The intend of this article is to show every dental professional that a thorough understanding of their involvement in this issue can lead to a feeling of acceptance-an acceptance that we can do something to stop this awful epidemic.
Because a majority of the physical trauma to children occurs in the face and neck area, dentists are ideally positioned to detect possible abuse.
Crying or speaking emanates from the mouth, this area is frequently the focus of attack in cases of violent child abuse. The dentist's mission involves knowing the signs of child abuse and neglect and fulfilling the legal and moral obligation to prevent further abuse by documenting the injuries and reporting the matter to the police or social welfare agency. The practitioner should remember that incorrect or irresponsible accusations of child abuse can have a devastating effect upon the life of an innocent individual. Child abuse is a complex problem with many causes.

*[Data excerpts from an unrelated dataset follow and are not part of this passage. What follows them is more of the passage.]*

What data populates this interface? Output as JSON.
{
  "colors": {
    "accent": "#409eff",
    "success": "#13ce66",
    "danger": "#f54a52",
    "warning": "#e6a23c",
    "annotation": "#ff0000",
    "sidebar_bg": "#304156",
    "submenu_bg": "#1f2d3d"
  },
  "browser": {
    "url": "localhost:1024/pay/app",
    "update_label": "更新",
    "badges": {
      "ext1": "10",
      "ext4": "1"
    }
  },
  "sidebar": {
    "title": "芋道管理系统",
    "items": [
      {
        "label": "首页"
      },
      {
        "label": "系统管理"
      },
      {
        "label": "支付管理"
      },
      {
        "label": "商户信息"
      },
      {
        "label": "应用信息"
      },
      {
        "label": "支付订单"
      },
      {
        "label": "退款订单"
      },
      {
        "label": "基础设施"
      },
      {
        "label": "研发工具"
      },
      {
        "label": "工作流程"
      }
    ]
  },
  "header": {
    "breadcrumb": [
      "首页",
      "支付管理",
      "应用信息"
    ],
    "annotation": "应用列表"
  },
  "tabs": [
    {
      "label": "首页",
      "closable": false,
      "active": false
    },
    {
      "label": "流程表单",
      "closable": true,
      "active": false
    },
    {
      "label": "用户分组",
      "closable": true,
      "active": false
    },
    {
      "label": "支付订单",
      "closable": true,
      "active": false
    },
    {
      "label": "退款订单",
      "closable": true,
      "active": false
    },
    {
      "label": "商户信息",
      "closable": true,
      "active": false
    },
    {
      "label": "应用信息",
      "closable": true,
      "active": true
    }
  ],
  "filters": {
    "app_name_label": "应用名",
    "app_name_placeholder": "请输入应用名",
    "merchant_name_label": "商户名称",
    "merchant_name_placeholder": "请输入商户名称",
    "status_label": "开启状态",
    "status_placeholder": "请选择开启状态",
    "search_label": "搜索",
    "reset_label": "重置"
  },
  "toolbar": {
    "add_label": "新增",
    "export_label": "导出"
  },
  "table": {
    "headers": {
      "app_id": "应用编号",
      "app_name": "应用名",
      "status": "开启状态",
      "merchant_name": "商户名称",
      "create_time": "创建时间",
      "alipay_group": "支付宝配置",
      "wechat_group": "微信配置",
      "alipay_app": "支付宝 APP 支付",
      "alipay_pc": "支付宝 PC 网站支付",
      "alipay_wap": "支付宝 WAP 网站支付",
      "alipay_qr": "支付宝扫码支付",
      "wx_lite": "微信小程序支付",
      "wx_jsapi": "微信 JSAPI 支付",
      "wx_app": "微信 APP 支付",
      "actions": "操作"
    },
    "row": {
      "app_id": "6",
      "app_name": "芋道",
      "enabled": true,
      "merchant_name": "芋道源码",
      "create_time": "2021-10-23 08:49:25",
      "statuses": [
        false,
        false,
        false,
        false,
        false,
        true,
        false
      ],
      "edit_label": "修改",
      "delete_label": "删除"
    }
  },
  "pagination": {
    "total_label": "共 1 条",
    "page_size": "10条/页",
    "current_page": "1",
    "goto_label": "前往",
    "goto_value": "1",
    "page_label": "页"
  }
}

As members of the dental profession, we should realize that we find ourselves in a unique position to observe symptoms of child abuse. Providing the proper training to the dentists, we give them the power to participate actively in a process that may help to save the lives of otherwise helpless children.
Infants and children are helpless to the abusive adult. Their physical injuries can range from mild to extreme and may result to their death. Cruelty to children won't end until there is a major change of attitude towards them. If abused is suspected, then it must be reported! The ultimate goal is to save children's lives.